Close - the GPL requires that anyone that gets the executable code be able to get the source code. It doesn’t require that Glowforge make the source code accessible to anyone else, though anyone who gets the source code could redistribute it. The GPL doesn’t specify the mechanism for getting the source code - in “the olden days” programs complied with the GPL by telling people that they could write a letter to an address, and receive a 9-track tape back with the source code in a month or two, and required the requestor covered the cost of media and shipping. These days most programs put their source in GitHub or something similar, and they do so generally before it’s formally requested, and they make it public rather than restricting to their customers, but that is not required by the GPL.
As others pointed out, it doesn’t matter how many copies of the software are distributed, or whether you call it beta or release - the legal requirement is triggered by even one copy of the firmware going to even one customer - that customer has the legal right to request the source code and redistribute it to the world.

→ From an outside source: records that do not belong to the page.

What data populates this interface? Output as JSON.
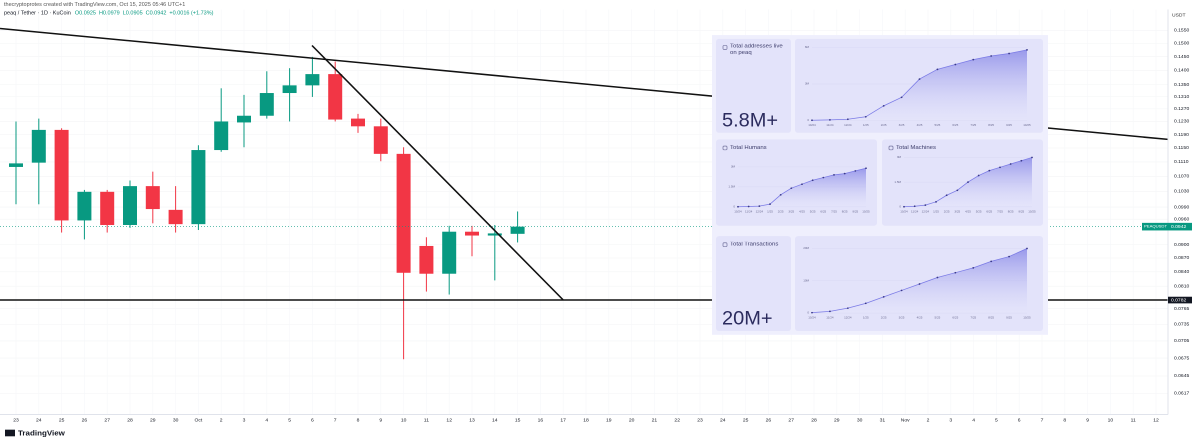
{
  "header": {
    "attribution": "thecryptoprotes created with TradingView.com, Oct 15, 2025 05:46 UTC+1",
    "symbol": "peaq / Tether · 1D · KuCoin",
    "ohlc": [
      "O0.0925",
      "H0.0979",
      "L0.0905",
      "C0.0942",
      "+0.0016 (+1.73%)"
    ],
    "axis_unit": "USDT",
    "logo": "TradingView"
  },
  "chart_data": [
    {
      "type": "candlestick",
      "log_scale": true,
      "grid": true,
      "up_color": "#089981",
      "down_color": "#f23645",
      "categories": [
        "23",
        "24",
        "25",
        "26",
        "27",
        "28",
        "29",
        "30",
        "Oct",
        "2",
        "3",
        "4",
        "5",
        "6",
        "7",
        "8",
        "9",
        "10",
        "11",
        "12",
        "13",
        "14",
        "15",
        "16",
        "17",
        "18",
        "19",
        "20",
        "21",
        "22",
        "23",
        "24",
        "25",
        "26",
        "27",
        "28",
        "29",
        "30",
        "31",
        "Nov",
        "2",
        "3",
        "4",
        "5",
        "6",
        "7",
        "8",
        "9",
        "10",
        "11",
        "12"
      ],
      "open": [
        0.1096,
        0.1108,
        0.1204,
        0.0957,
        0.1029,
        0.0946,
        0.1044,
        0.0983,
        0.0948,
        0.1144,
        0.1227,
        0.1248,
        0.1322,
        0.1348,
        0.1387,
        0.1239,
        0.1215,
        0.1133,
        0.0897,
        0.0836,
        0.093,
        0.0921,
        0.0925,
        null,
        null,
        null,
        null,
        null,
        null,
        null,
        null,
        null,
        null,
        null,
        null,
        null,
        null,
        null,
        null,
        null,
        null,
        null,
        null,
        null,
        null,
        null,
        null,
        null,
        null,
        null,
        null
      ],
      "high": [
        0.123,
        0.1239,
        0.1209,
        0.1034,
        0.1034,
        0.1059,
        0.1083,
        0.1044,
        0.1158,
        0.1338,
        0.1316,
        0.1397,
        0.1408,
        0.1449,
        0.1432,
        0.1254,
        0.1239,
        0.1152,
        0.0917,
        0.0944,
        0.0944,
        0.0946,
        0.0979,
        null,
        null,
        null,
        null,
        null,
        null,
        null,
        null,
        null,
        null,
        null,
        null,
        null,
        null,
        null,
        null,
        null,
        null,
        null,
        null,
        null,
        null,
        null,
        null,
        null,
        null,
        null,
        null
      ],
      "low": [
        0.0997,
        0.0997,
        0.0928,
        0.0912,
        0.0928,
        0.0939,
        0.095,
        0.0928,
        0.0934,
        0.1139,
        0.1152,
        0.1239,
        0.123,
        0.1309,
        0.123,
        0.1195,
        0.1112,
        0.0673,
        0.0799,
        0.0793,
        0.0874,
        0.0822,
        0.0905,
        null,
        null,
        null,
        null,
        null,
        null,
        null,
        null,
        null,
        null,
        null,
        null,
        null,
        null,
        null,
        null,
        null,
        null,
        null,
        null,
        null,
        null,
        null,
        null,
        null,
        null,
        null,
        null
      ],
      "close": [
        0.1106,
        0.1204,
        0.0957,
        0.1029,
        0.0946,
        0.1044,
        0.0985,
        0.0948,
        0.1144,
        0.123,
        0.1248,
        0.1322,
        0.1348,
        0.1387,
        0.1236,
        0.1215,
        0.1133,
        0.0838,
        0.0836,
        0.093,
        0.0921,
        0.0926,
        0.0942,
        null,
        null,
        null,
        null,
        null,
        null,
        null,
        null,
        null,
        null,
        null,
        null,
        null,
        null,
        null,
        null,
        null,
        null,
        null,
        null,
        null,
        null,
        null,
        null,
        null,
        null,
        null,
        null
      ],
      "ylim": [
        0.0585,
        0.1634
      ],
      "yticks": [
        {
          "value": 0.155,
          "label": "0.1550"
        },
        {
          "value": 0.15,
          "label": "0.1500"
        },
        {
          "value": 0.145,
          "label": "0.1450"
        },
        {
          "value": 0.14,
          "label": "0.1400"
        },
        {
          "value": 0.135,
          "label": "0.1350"
        },
        {
          "value": 0.131,
          "label": "0.1310"
        },
        {
          "value": 0.127,
          "label": "0.1270"
        },
        {
          "value": 0.123,
          "label": "0.1230"
        },
        {
          "value": 0.119,
          "label": "0.1190"
        },
        {
          "value": 0.115,
          "label": "0.1150"
        },
        {
          "value": 0.111,
          "label": "0.1110"
        },
        {
          "value": 0.107,
          "label": "0.1070"
        },
        {
          "value": 0.103,
          "label": "0.1030"
        },
        {
          "value": 0.099,
          "label": "0.0990"
        },
        {
          "value": 0.096,
          "label": "0.0960"
        },
        {
          "value": 0.09,
          "label": "0.0900"
        },
        {
          "value": 0.087,
          "label": "0.0870"
        },
        {
          "value": 0.084,
          "label": "0.0840"
        },
        {
          "value": 0.081,
          "label": "0.0810"
        },
        {
          "value": 0.0765,
          "label": "0.0765"
        },
        {
          "value": 0.0735,
          "label": "0.0735"
        },
        {
          "value": 0.0705,
          "label": "0.0705"
        },
        {
          "value": 0.0675,
          "label": "0.0675"
        },
        {
          "value": 0.0645,
          "label": "0.0645"
        },
        {
          "value": 0.0617,
          "label": "0.0617"
        }
      ],
      "horizontal_line": {
        "value": 0.0782,
        "label": "0.0782"
      },
      "current_price": {
        "value": 0.0942,
        "label": "0.0942",
        "symbol": "PEAQUSDT"
      }
    },
    {
      "type": "area",
      "title": "Total addresses live on peaq",
      "headline": "5.8M+",
      "color": "#7b7be6",
      "categories": [
        "10/24",
        "11/24",
        "12/24",
        "1/25",
        "2/25",
        "3/25",
        "4/25",
        "5/25",
        "6/25",
        "7/25",
        "8/25",
        "9/25",
        "10/25"
      ],
      "values": [
        0.02,
        0.05,
        0.1,
        0.3,
        1.2,
        1.9,
        3.4,
        4.2,
        4.6,
        5.0,
        5.3,
        5.5,
        5.8
      ],
      "ylim": [
        0,
        6
      ],
      "yticks": [
        0,
        {
          "value": 3,
          "label": "3M"
        },
        {
          "value": 6,
          "label": "6M"
        }
      ]
    },
    {
      "type": "area",
      "title": "Total Humans",
      "color": "#7b7be6",
      "categories": [
        "10/24",
        "11/24",
        "12/24",
        "1/25",
        "2/25",
        "3/25",
        "4/25",
        "5/25",
        "6/25",
        "7/25",
        "8/25",
        "9/25",
        "10/25"
      ],
      "values": [
        0,
        0.02,
        0.05,
        0.2,
        0.9,
        1.4,
        1.7,
        2.0,
        2.2,
        2.4,
        2.5,
        2.7,
        2.9
      ],
      "ylim": [
        0,
        3
      ],
      "yticks": [
        0,
        {
          "value": 1.5,
          "label": "1.5M"
        },
        {
          "value": 3,
          "label": "3M"
        }
      ]
    },
    {
      "type": "area",
      "title": "Total Machines",
      "color": "#7b7be6",
      "categories": [
        "10/24",
        "11/24",
        "12/24",
        "1/25",
        "2/25",
        "3/25",
        "4/25",
        "5/25",
        "6/25",
        "7/25",
        "8/25",
        "9/25",
        "10/25"
      ],
      "values": [
        0,
        0.03,
        0.1,
        0.3,
        0.7,
        1.0,
        1.5,
        1.9,
        2.2,
        2.4,
        2.6,
        2.8,
        3.0
      ],
      "ylim": [
        0,
        3
      ],
      "yticks": [
        0,
        {
          "value": 1.5,
          "label": "1.5M"
        },
        {
          "value": 3,
          "label": "3M"
        }
      ]
    },
    {
      "type": "area",
      "title": "Total Transactions",
      "headline": "20M+",
      "color": "#7b7be6",
      "categories": [
        "10/24",
        "11/24",
        "12/24",
        "1/25",
        "2/25",
        "3/25",
        "4/25",
        "5/25",
        "6/25",
        "7/25",
        "8/25",
        "9/25",
        "10/25"
      ],
      "values": [
        0.1,
        0.5,
        1.5,
        3,
        5,
        7,
        9,
        11,
        12.5,
        14,
        16,
        17.5,
        20
      ],
      "ylim": [
        0,
        20
      ],
      "yticks": [
        0,
        {
          "value": 10,
          "label": "10M"
        },
        {
          "value": 20,
          "label": "20M"
        }
      ]
    }
  ]
}
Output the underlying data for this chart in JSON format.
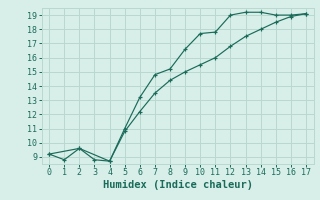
{
  "xlabel": "Humidex (Indice chaleur)",
  "ylabel": "",
  "bg_color": "#d8eee8",
  "grid_color": "#b8d8d0",
  "line_color": "#1a6b5a",
  "line1_x": [
    0,
    1,
    2,
    3,
    4,
    5,
    6,
    7,
    8,
    9,
    10,
    11,
    12,
    13,
    14,
    15,
    16,
    17
  ],
  "line1_y": [
    9.2,
    8.8,
    9.6,
    8.8,
    8.7,
    11.0,
    13.2,
    14.8,
    15.2,
    16.6,
    17.7,
    17.8,
    19.0,
    19.2,
    19.2,
    19.0,
    19.0,
    19.1
  ],
  "line2_x": [
    0,
    2,
    4,
    5,
    6,
    7,
    8,
    9,
    10,
    11,
    12,
    13,
    14,
    15,
    16,
    17
  ],
  "line2_y": [
    9.2,
    9.6,
    8.7,
    10.8,
    12.2,
    13.5,
    14.4,
    15.0,
    15.5,
    16.0,
    16.8,
    17.5,
    18.0,
    18.5,
    18.9,
    19.1
  ],
  "xlim": [
    -0.5,
    17.5
  ],
  "ylim": [
    8.5,
    19.5
  ],
  "xticks": [
    0,
    1,
    2,
    3,
    4,
    5,
    6,
    7,
    8,
    9,
    10,
    11,
    12,
    13,
    14,
    15,
    16,
    17
  ],
  "yticks": [
    9,
    10,
    11,
    12,
    13,
    14,
    15,
    16,
    17,
    18,
    19
  ],
  "tick_fontsize": 6.0,
  "xlabel_fontsize": 7.5
}
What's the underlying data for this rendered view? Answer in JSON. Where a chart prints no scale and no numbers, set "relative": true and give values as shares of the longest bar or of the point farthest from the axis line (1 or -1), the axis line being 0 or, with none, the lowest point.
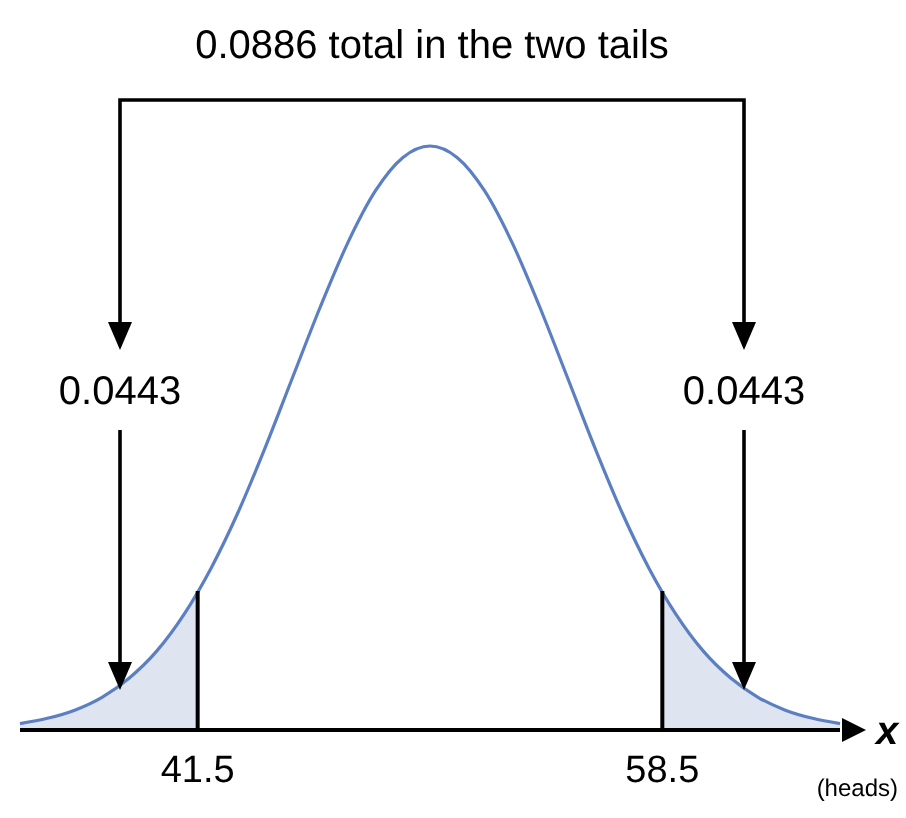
{
  "chart_data": {
    "type": "line",
    "title": "0.0886 total in the two tails",
    "xlabel": "x",
    "relative": true,
    "xlim": [
      35,
      65
    ],
    "xticks": [
      41.5,
      58.5
    ],
    "series": [
      {
        "color": "#5b7fc0",
        "x": [
          35,
          36,
          37,
          38,
          39,
          40,
          41,
          42,
          43,
          44,
          45,
          46,
          47,
          48,
          49,
          50,
          51,
          52,
          53,
          54,
          55,
          56,
          57,
          58,
          59,
          60,
          61,
          62,
          63,
          64,
          65
        ],
        "values": [
          0.011,
          0.02,
          0.034,
          0.056,
          0.089,
          0.135,
          0.198,
          0.278,
          0.375,
          0.487,
          0.607,
          0.726,
          0.835,
          0.923,
          0.98,
          1,
          0.98,
          0.923,
          0.835,
          0.726,
          0.607,
          0.487,
          0.375,
          0.278,
          0.198,
          0.135,
          0.089,
          0.056,
          0.034,
          0.02,
          0.011
        ]
      },
      {
        "type": "area",
        "color": "#dfe5f0",
        "x": [
          35,
          36,
          37,
          38,
          39,
          40,
          41,
          41.5
        ],
        "values": [
          0.011,
          0.02,
          0.034,
          0.056,
          0.089,
          0.135,
          0.198,
          0.236
        ]
      },
      {
        "type": "area",
        "color": "#dfe5f0",
        "x": [
          58.5,
          59,
          60,
          61,
          62,
          63,
          64,
          65
        ],
        "values": [
          0.236,
          0.198,
          0.135,
          0.089,
          0.056,
          0.034,
          0.02,
          0.011
        ]
      }
    ],
    "ref_lines": [
      {
        "axis": "x",
        "value": 41.5,
        "color": "#000000"
      },
      {
        "axis": "x",
        "value": 58.5,
        "color": "#000000"
      }
    ],
    "annotations": [
      "0.0443",
      "0.0443",
      "(heads)"
    ]
  }
}
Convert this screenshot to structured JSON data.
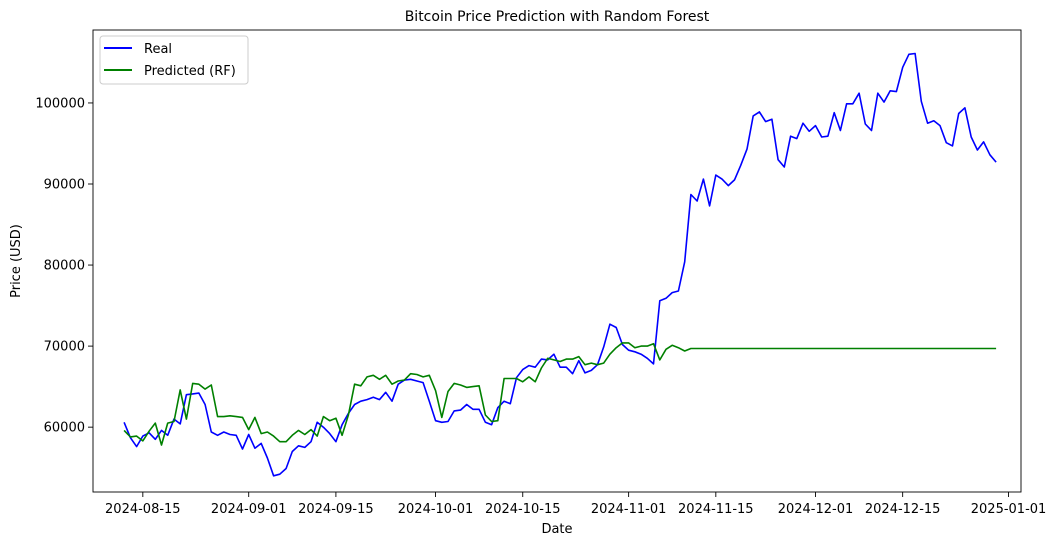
{
  "chart_data": {
    "type": "line",
    "title": "Bitcoin Price Prediction with Random Forest",
    "xlabel": "Date",
    "ylabel": "Price (USD)",
    "x_ticks": [
      "2024-08-15",
      "2024-09-01",
      "2024-09-15",
      "2024-10-01",
      "2024-10-15",
      "2024-11-01",
      "2024-11-15",
      "2024-12-01",
      "2024-12-15",
      "2025-01-01"
    ],
    "y_ticks": [
      60000,
      70000,
      80000,
      90000,
      100000
    ],
    "xlim": [
      "2024-08-07",
      "2025-01-03"
    ],
    "ylim": [
      52000,
      109000
    ],
    "legend_position": "top-left",
    "grid": false,
    "x": [
      "2024-08-12",
      "2024-08-13",
      "2024-08-14",
      "2024-08-15",
      "2024-08-16",
      "2024-08-17",
      "2024-08-18",
      "2024-08-19",
      "2024-08-20",
      "2024-08-21",
      "2024-08-22",
      "2024-08-23",
      "2024-08-24",
      "2024-08-25",
      "2024-08-26",
      "2024-08-27",
      "2024-08-28",
      "2024-08-29",
      "2024-08-30",
      "2024-08-31",
      "2024-09-01",
      "2024-09-02",
      "2024-09-03",
      "2024-09-04",
      "2024-09-05",
      "2024-09-06",
      "2024-09-07",
      "2024-09-08",
      "2024-09-09",
      "2024-09-10",
      "2024-09-11",
      "2024-09-12",
      "2024-09-13",
      "2024-09-14",
      "2024-09-15",
      "2024-09-16",
      "2024-09-17",
      "2024-09-18",
      "2024-09-19",
      "2024-09-20",
      "2024-09-21",
      "2024-09-22",
      "2024-09-23",
      "2024-09-24",
      "2024-09-25",
      "2024-09-26",
      "2024-09-27",
      "2024-09-28",
      "2024-09-29",
      "2024-09-30",
      "2024-10-01",
      "2024-10-02",
      "2024-10-03",
      "2024-10-04",
      "2024-10-05",
      "2024-10-06",
      "2024-10-07",
      "2024-10-08",
      "2024-10-09",
      "2024-10-10",
      "2024-10-11",
      "2024-10-12",
      "2024-10-13",
      "2024-10-14",
      "2024-10-15",
      "2024-10-16",
      "2024-10-17",
      "2024-10-18",
      "2024-10-19",
      "2024-10-20",
      "2024-10-21",
      "2024-10-22",
      "2024-10-23",
      "2024-10-24",
      "2024-10-25",
      "2024-10-26",
      "2024-10-27",
      "2024-10-28",
      "2024-10-29",
      "2024-10-30",
      "2024-10-31",
      "2024-11-01",
      "2024-11-02",
      "2024-11-03",
      "2024-11-04",
      "2024-11-05",
      "2024-11-06",
      "2024-11-07",
      "2024-11-08",
      "2024-11-09",
      "2024-11-10",
      "2024-11-11",
      "2024-11-12",
      "2024-11-13",
      "2024-11-14",
      "2024-11-15",
      "2024-11-16",
      "2024-11-17",
      "2024-11-18",
      "2024-11-19",
      "2024-11-20",
      "2024-11-21",
      "2024-11-22",
      "2024-11-23",
      "2024-11-24",
      "2024-11-25",
      "2024-11-26",
      "2024-11-27",
      "2024-11-28",
      "2024-11-29",
      "2024-11-30",
      "2024-12-01",
      "2024-12-02",
      "2024-12-03",
      "2024-12-04",
      "2024-12-05",
      "2024-12-06",
      "2024-12-07",
      "2024-12-08",
      "2024-12-09",
      "2024-12-10",
      "2024-12-11",
      "2024-12-12",
      "2024-12-13",
      "2024-12-14",
      "2024-12-15",
      "2024-12-16",
      "2024-12-17",
      "2024-12-18",
      "2024-12-19",
      "2024-12-20",
      "2024-12-21",
      "2024-12-22",
      "2024-12-23",
      "2024-12-24",
      "2024-12-25",
      "2024-12-26",
      "2024-12-27",
      "2024-12-28",
      "2024-12-29",
      "2024-12-30"
    ],
    "series": [
      {
        "name": "Real",
        "color": "#0000ff",
        "values": [
          60600,
          58700,
          57600,
          58900,
          59300,
          58500,
          59600,
          59000,
          61000,
          60400,
          64000,
          64100,
          64200,
          62800,
          59400,
          59000,
          59400,
          59100,
          59000,
          57300,
          59100,
          57400,
          58000,
          56200,
          54000,
          54200,
          54900,
          57000,
          57700,
          57500,
          58200,
          60600,
          60000,
          59200,
          58200,
          60300,
          61700,
          62800,
          63200,
          63400,
          63700,
          63400,
          64300,
          63200,
          65300,
          65800,
          65900,
          65700,
          65500,
          63200,
          60800,
          60600,
          60700,
          62000,
          62100,
          62800,
          62200,
          62200,
          60600,
          60300,
          62400,
          63200,
          62900,
          66100,
          67100,
          67600,
          67400,
          68400,
          68300,
          69000,
          67400,
          67400,
          66600,
          68200,
          66700,
          67000,
          67700,
          69900,
          72700,
          72300,
          70200,
          69500,
          69300,
          69000,
          68500,
          67800,
          75600,
          75900,
          76600,
          76800,
          80400,
          88700,
          87900,
          90600,
          87300,
          91100,
          90600,
          89800,
          90500,
          92300,
          94300,
          98400,
          98900,
          97700,
          98000,
          93000,
          92100,
          95900,
          95600,
          97500,
          96500,
          97200,
          95800,
          95900,
          98800,
          96600,
          99900,
          99900,
          101200,
          97400,
          96600,
          101200,
          100100,
          101500,
          101400,
          104400,
          106000,
          106100,
          100200,
          97500,
          97800,
          97200,
          95100,
          94700,
          98700,
          99400,
          95800,
          94200,
          95200,
          93600,
          92700
        ]
      },
      {
        "name": "Predicted (RF)",
        "color": "#008000",
        "values": [
          59600,
          58800,
          58900,
          58300,
          59500,
          60500,
          57800,
          60500,
          60700,
          64600,
          61000,
          65400,
          65300,
          64700,
          65200,
          61300,
          61300,
          61400,
          61300,
          61200,
          59700,
          61200,
          59200,
          59400,
          58900,
          58200,
          58200,
          59000,
          59600,
          59100,
          59700,
          58900,
          61300,
          60800,
          61100,
          59000,
          61500,
          65300,
          65100,
          66200,
          66400,
          65900,
          66400,
          65300,
          65700,
          65800,
          66600,
          66500,
          66200,
          66400,
          64500,
          61200,
          64400,
          65400,
          65200,
          64900,
          65000,
          65100,
          61500,
          60700,
          60800,
          66000,
          66000,
          66000,
          65600,
          66200,
          65600,
          67300,
          68500,
          68300,
          68100,
          68400,
          68400,
          68700,
          67700,
          67900,
          67700,
          67900,
          69000,
          69800,
          70400,
          70400,
          69800,
          70000,
          70000,
          70300,
          68300,
          69600,
          70100,
          69800,
          69400,
          69700,
          69700,
          69700,
          69700,
          69700,
          69700,
          69700,
          69700,
          69700,
          69700,
          69700,
          69700,
          69700,
          69700,
          69700,
          69700,
          69700,
          69700,
          69700,
          69700,
          69700,
          69700,
          69700,
          69700,
          69700,
          69700,
          69700,
          69700,
          69700,
          69700,
          69700,
          69700,
          69700,
          69700,
          69700,
          69700,
          69700,
          69700,
          69700,
          69700,
          69700,
          69700,
          69700,
          69700,
          69700,
          69700,
          69700,
          69700,
          69700,
          69700
        ]
      }
    ]
  }
}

Pragmatically, many companies delay releasing source until they feel “ready” so that’s not unusual - but if someone wanted to force the issue, the right to request the software was triggered the first time they shipped a printer to any non-employee. But that request would have to come from someone who received a Glowforge unit. IANAL, but I’d say that Glowforge is in compliance with the GPL (assuming there’s GPL’d code in the Glowforge) unless someone makes that request and is rejected.